Prendete ad esempio il calcio inglese. Che sconvolto dalle tragedie delle stragi dell’Heysel prima (1985, Juventus-Liverpool, 39 morti) e di Hillsborough poi (1989, Liverpool-Nottingham, 90 morti), bandito dall’Uefa da tutte le coppe per 5 anni e col governo che ridisegnò le norme di sicurezza degli stadi obbligando i club a ristrutturarli a norma o a costruirli ex novo eliminando le barriere tra gli spalti e il terreno di gioco, a installare telecamere di sicurezza ovunque e a prevedere solo posti a sedere numerati in sostituzione delle vetuste gradinate, fece sì che i club di Prima divisione della Football League – che aveva 4 divisioni – dessero vita nel 1992 alla Premier League. Fino a quel momento il calcio inglese si era svolto all’insegna del massimo egualitarismo: i soldi dei diritti tv pagati dalla Bbc venivano divisi in parti uguali tra tutti i club di tutte e 4 le divisioni (immaginate oggi Juventus, Palermo, Fermana e Pro Palazzolo che si dividono la stessa quota di soldi di Dazn e Sky) e solo nell’85 si era passati a una distribuzione più modulata: 50%, 25%, 12,5% e 12,5%. Ancora: una norma prevedeva che il 20% dell’incasso al botteghino finisse nelle tasche del club ospitato (un po’ come se Inter e Milan che a ogni match fanno 70 mila spettatori dessero un quinto dell’incasso all’Empoli, al Sassuolo e via dicendo).
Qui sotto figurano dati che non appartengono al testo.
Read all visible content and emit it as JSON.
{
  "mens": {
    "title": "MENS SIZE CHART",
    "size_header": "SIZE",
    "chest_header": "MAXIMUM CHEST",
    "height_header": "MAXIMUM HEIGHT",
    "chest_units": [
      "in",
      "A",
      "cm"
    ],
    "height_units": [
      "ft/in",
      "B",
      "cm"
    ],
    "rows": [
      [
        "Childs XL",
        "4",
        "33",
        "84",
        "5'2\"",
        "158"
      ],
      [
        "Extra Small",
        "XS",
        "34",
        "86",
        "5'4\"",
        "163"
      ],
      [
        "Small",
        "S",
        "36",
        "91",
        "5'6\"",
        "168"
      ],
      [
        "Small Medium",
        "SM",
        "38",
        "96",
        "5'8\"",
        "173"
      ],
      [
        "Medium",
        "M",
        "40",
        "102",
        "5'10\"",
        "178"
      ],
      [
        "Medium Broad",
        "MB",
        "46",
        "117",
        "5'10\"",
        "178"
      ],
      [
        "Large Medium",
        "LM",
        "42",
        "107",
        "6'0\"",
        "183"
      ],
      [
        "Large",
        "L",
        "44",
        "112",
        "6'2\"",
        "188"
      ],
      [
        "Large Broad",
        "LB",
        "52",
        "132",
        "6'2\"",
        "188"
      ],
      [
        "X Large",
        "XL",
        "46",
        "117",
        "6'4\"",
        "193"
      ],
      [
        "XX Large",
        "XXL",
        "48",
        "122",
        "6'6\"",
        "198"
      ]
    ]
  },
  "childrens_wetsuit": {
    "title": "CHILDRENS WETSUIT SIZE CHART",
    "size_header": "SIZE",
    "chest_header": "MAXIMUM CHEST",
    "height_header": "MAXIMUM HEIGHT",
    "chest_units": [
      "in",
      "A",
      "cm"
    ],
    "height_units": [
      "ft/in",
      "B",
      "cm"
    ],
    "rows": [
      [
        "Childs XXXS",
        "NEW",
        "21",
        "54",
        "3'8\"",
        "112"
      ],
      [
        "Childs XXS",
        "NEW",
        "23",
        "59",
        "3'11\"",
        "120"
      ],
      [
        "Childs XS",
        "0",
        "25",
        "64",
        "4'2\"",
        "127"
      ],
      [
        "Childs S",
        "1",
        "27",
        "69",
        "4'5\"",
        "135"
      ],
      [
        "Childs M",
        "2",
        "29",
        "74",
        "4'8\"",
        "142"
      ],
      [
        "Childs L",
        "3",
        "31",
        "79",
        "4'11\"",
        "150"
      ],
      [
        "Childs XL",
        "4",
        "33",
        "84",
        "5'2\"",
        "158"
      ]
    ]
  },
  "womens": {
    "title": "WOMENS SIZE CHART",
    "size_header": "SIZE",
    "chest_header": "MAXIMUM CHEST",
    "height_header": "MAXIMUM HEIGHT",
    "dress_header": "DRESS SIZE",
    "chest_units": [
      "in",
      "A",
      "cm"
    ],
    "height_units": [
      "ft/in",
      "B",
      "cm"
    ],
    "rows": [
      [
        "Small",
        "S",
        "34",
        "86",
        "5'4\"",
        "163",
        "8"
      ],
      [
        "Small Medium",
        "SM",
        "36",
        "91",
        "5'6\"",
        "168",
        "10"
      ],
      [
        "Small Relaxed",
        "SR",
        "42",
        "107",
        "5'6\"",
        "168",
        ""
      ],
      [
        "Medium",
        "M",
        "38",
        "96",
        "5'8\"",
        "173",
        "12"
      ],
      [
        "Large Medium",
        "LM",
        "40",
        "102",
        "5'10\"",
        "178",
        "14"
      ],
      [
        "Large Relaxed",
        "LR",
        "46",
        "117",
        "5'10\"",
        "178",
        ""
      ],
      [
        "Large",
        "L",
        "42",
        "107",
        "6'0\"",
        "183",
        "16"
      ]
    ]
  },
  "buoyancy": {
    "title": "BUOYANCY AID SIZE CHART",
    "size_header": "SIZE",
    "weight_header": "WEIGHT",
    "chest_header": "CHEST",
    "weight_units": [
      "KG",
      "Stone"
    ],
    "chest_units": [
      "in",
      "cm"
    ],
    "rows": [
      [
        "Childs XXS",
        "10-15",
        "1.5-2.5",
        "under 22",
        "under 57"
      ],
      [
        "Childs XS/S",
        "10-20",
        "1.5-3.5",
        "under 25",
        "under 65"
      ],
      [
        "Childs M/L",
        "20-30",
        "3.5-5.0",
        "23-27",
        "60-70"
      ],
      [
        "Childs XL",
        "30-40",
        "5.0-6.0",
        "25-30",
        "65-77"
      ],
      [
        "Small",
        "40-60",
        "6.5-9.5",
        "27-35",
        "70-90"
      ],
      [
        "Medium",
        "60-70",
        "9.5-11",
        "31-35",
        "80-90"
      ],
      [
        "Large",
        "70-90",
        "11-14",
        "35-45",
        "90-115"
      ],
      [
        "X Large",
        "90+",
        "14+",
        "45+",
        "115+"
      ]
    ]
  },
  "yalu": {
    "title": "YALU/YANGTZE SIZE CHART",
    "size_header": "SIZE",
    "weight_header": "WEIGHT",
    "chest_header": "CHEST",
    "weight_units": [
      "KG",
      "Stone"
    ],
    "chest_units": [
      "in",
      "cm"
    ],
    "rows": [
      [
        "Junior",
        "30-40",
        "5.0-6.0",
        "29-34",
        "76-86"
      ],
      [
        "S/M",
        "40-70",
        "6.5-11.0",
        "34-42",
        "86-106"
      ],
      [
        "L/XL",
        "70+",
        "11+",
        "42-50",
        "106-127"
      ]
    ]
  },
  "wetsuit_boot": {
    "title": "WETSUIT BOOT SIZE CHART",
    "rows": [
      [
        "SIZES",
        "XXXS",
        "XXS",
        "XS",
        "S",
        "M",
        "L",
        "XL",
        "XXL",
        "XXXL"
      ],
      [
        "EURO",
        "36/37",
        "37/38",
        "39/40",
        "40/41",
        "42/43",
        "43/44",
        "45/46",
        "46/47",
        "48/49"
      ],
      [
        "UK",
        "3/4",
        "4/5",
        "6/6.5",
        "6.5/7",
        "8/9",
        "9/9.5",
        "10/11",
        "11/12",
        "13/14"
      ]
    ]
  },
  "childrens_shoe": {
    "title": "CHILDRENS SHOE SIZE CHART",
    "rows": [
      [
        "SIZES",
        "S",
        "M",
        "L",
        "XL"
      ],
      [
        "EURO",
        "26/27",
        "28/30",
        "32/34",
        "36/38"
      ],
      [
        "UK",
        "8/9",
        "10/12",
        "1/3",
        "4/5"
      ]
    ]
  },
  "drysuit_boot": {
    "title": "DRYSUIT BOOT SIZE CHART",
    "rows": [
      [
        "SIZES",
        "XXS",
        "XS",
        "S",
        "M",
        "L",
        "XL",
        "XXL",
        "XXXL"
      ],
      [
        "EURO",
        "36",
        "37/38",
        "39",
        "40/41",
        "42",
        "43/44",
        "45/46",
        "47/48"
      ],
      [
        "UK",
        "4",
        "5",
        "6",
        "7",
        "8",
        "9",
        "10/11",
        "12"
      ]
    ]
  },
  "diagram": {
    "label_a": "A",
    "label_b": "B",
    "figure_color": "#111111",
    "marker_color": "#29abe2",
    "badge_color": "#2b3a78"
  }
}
Insomma: giuste o sbagliate che fossero le ragioni su cui i club ragionarono, la nascente Premier League decise con molto cinismo ma con molta lucidità – visto che alla fine tutto il movimento ne beneficiò – di cambiare tutto. A cominciare dai diritti tv sottratti alla Bbc e venduti a Murdoch (BSkyB) per la cifra allora considerata astronomica di 304 milioni di sterline per sole 60 partite. Quanto valgano oggi i diritti del calcio inglese è noto a tutti. Solo per il mercato estero la Premier riceve 2,1 miliardi a stagione cui si aggiungono i 2 del mercato nazionale; per capirci, la Serie A italiana ricava dal mercato mondiale 200 milioni, un decimo della Premier.
Ma tornando a bomba: per quale motivo, dunque, nel 2004 il nostro calcio mutò il format della Serie A portandolo da 18 a 20 squadre? La riposta è: per sbaglio. O per caso, come preferite. Successe che nel campionato di B 2002-03 il Catania, retrocesso, vinse una lunga guerra legale con la Figc facendo annullare tutte e 4 le retrocessioni. La B ripartì così nel 2003-04 con 24 squadre e per snellirlo venne deciso che a fine torneo ci sarebbero state 5 promozioni in A e 3 sole retrocessioni dalla A alla B. Fu così che la Serie A passò da 18 a 20 squadre: non per volontà, non per programmazione (giusta o sbagliata che fosse), ma per caso. E certo non solo per questo, ma tutto cominciò ad andare a rotoli. Poi un giorno arrivò Gravina.